Wooden Jesus. Not salt. The miners used to come visit before starting work each day as protection against their dangerous jobs. (I think that’s what the guide said. Don’t quote me on that.)

Wooden Mary (these two are the only 2 wooden sculptures down below). Mary is stomping on the crescent moon, a symbol of the Muslim faith.

The HUGE underground church. Salt stairs, salt floors, salt carvings on every surface. Not salt chandeliers.

Worth every step. It was breathtaking. 

Salt nativity

Modern Dome of the Rock behind Mary and Joseph and Jesus headed to Egypt — a bit anachronistic.

Pope John Paul II is beloved in Krakow because he was their priest before he became pope. His image is everywhere. 

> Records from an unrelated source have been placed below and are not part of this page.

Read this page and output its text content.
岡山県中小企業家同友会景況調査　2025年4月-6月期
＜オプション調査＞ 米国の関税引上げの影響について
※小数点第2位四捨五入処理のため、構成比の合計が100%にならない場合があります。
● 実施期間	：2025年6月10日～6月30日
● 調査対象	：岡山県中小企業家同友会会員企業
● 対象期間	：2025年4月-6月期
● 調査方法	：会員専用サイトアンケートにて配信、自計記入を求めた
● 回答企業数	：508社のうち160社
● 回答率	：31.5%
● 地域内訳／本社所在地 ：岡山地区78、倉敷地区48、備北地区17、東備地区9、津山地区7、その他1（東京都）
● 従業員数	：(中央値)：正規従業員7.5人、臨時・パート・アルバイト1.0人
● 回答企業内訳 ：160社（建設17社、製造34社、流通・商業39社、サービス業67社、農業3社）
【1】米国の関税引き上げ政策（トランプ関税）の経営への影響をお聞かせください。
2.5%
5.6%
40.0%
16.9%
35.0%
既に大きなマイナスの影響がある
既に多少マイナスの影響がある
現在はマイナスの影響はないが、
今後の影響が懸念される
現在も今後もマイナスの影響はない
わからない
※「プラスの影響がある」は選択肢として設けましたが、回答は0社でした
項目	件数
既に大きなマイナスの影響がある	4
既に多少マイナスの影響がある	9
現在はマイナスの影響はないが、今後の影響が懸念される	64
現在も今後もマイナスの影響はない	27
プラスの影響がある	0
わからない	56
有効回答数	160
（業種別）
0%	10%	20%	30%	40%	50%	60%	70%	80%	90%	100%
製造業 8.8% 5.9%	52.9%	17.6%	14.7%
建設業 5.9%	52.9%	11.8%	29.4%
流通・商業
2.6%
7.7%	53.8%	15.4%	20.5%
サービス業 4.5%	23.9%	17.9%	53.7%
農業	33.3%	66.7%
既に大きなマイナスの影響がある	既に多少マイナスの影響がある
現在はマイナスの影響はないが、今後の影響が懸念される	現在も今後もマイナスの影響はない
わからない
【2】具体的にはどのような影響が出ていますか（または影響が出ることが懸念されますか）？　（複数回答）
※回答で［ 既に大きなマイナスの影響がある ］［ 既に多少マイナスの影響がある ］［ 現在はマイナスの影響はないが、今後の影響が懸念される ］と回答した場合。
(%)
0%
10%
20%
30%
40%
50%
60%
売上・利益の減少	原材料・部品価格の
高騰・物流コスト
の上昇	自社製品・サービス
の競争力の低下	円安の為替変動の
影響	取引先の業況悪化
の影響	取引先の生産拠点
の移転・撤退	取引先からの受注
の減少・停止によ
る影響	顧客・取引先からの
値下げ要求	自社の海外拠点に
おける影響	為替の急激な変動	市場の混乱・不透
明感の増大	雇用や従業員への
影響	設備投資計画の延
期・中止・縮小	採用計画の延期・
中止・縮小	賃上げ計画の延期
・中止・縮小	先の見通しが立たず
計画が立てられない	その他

As low as we go today — 425 feet underground. 
After the tour was over, we gathered in the underground restaurant for a meal of Polish favorites: sour soup with sausage, fried cabbage, beets and other yummy things that taste better in Poland than anywhere else. We were told after we exited there would be an elevator to take us back to the surface. 

But they didn’t tell us that we would have to walk a mile or more to get to the elevator. 

Not a big deal, except the guy leading us was going at a sprinter’s pace and started the walk out by yelling at us in Polish so the entire way out had a much darker feel than the way in. Josh joked that we were probably on our way to “the showers” or that we were going to have to grab picks and work our way out before they’d let us go. Completely insensitive joking, but it felt the same way to me too. Especially with Josh’s parents trying to keep up it felt a bit like they were going for a survival of the fittest approach. 
They did actually let us leave eventually and we bussed our way back to Krakow, relaxed a bit before dinner, and then headed into old town again to eat dinner on the square. We ate outside wrapped in blankets, sipping hot mulled wine and laughing as twilight slowly switched over to dark. 

We’ve been eating at 8:30 because it’s light out until almost 10!

Another gorgeous night on the square. Love you, Krakow!